Однако, как отметил А. Бебель в предисловии к переизданию своей книги «Женщина и социализм», «кто читал наши книги и не лишен способности рассуждать, тот не может не видеть, что Беллами — благожелательный буржуа, который, не зная законов движения общества, стоит на чисто гуманитарной точке зрения; хороший наблюдатель буржуазного общества, он ясно увидел его противоречия и отрицательные стороны и нарисовал картину будущего общественного строя, в которой то и дело проскальзывают все же буржуазные идеи и буржуазное понимание вещей. От утопистов прежних времен он отличается только тем, что его образы одеты в современный костюм и что ему недостает тонкой критики буржуазного общества, которой отличались утописты».
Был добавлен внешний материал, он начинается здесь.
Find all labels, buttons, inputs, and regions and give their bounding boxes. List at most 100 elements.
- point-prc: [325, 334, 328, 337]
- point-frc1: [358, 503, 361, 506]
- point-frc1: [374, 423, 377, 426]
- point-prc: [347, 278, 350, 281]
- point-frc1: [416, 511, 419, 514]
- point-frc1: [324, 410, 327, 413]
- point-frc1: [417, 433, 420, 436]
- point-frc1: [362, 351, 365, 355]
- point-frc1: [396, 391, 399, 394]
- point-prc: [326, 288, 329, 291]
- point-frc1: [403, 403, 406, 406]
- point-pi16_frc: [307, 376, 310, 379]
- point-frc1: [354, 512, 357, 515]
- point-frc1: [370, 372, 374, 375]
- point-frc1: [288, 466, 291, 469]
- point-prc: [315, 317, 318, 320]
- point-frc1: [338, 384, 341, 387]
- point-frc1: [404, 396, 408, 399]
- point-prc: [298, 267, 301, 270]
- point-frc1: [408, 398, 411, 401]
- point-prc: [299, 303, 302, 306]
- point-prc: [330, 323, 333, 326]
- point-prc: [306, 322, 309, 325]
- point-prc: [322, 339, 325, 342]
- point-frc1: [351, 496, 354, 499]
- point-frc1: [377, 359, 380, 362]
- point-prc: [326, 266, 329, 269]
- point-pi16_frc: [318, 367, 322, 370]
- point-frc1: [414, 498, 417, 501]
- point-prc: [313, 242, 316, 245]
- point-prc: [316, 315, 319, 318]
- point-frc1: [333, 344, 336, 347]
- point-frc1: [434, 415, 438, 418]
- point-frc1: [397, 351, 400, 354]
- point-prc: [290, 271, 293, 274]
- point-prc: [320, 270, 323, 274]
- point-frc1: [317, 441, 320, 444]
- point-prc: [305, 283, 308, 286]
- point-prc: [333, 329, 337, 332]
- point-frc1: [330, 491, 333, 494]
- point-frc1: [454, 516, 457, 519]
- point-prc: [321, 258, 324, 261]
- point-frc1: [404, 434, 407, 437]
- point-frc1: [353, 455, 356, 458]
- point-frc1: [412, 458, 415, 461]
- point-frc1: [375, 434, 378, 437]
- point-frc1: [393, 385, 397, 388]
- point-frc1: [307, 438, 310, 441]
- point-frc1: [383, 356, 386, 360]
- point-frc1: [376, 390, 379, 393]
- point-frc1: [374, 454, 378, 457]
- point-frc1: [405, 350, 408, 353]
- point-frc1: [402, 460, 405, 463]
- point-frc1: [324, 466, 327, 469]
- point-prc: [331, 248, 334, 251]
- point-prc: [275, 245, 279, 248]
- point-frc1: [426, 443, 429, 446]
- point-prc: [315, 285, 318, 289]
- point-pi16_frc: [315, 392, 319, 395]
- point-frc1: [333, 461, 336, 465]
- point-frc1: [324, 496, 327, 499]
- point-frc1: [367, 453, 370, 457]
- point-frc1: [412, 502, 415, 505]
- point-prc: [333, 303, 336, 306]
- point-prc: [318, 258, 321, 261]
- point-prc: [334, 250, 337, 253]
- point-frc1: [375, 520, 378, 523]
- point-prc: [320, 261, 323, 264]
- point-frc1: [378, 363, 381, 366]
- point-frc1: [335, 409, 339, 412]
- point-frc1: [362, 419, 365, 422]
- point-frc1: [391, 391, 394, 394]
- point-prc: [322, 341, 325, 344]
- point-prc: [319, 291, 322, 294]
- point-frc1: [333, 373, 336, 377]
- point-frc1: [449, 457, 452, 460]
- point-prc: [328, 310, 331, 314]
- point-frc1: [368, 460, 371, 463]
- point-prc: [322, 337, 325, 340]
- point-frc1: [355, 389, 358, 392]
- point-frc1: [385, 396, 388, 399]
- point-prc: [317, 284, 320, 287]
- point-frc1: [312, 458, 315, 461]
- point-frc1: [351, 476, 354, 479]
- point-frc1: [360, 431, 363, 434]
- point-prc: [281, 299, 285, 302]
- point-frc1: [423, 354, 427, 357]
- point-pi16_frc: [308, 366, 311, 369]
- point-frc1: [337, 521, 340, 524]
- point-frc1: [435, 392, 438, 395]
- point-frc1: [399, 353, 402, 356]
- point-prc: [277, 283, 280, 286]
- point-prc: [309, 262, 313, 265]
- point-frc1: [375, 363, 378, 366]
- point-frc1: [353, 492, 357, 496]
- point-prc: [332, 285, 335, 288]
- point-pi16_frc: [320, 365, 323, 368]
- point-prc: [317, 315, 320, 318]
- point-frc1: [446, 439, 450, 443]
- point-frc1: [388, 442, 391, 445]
В рассказе «Остров ясновидцев», опубликованном в 1889 году, Э. Беллами применяет научно-фантастический прием «овладения телепатией» для художественного моделирования идеального общественного устройства. Впрочем, рассказ вполне можно причислить к чистому научно-фантастическому жанру, поскольку всем описываемым событиям и явлениям дано научное объяснение.

ОСТРОВ ЯСНОВИДЦЕВ

Прошло уже около года с того дня, когда я взошел на борт «Аделаиды», чтобы отплыть из Калькутты в Нью-Йорк. Непогода преследовала нас, и а траверсе острова Новый Амстердам мы решили изменить курс. Три дня спустя ужасный шторм обрушился на наш корабль. Четыре дня мы носились по волнам, ни разу не видя ни солнца, ни луны, ни звезд, и мы не могли определить, где находимся. Приблизительно в полночь четвертых суток при блеске молний мы обнаружили, что «Аделаида» попала в безнадежное положение — ветер нес ее прямо на берег какой-то неизвестной земли. Море вокруг было усеяно рифами и утесами, и просто каким-то чудом наш корабль еще не разбился о них. Внезапно корабль затрещал и почти немедленно развалился на части, столь могуч был натиск стихии. Я решил, что это конец и мне суждено кануть в пучину, но в последнюю минуту, когда я уже терял сознание, волна подхватила меня и швырнула на прибрежный песок. У меня еще хватило сил уползти от волн, но затем я потерял сознание и не помню, что было дальше.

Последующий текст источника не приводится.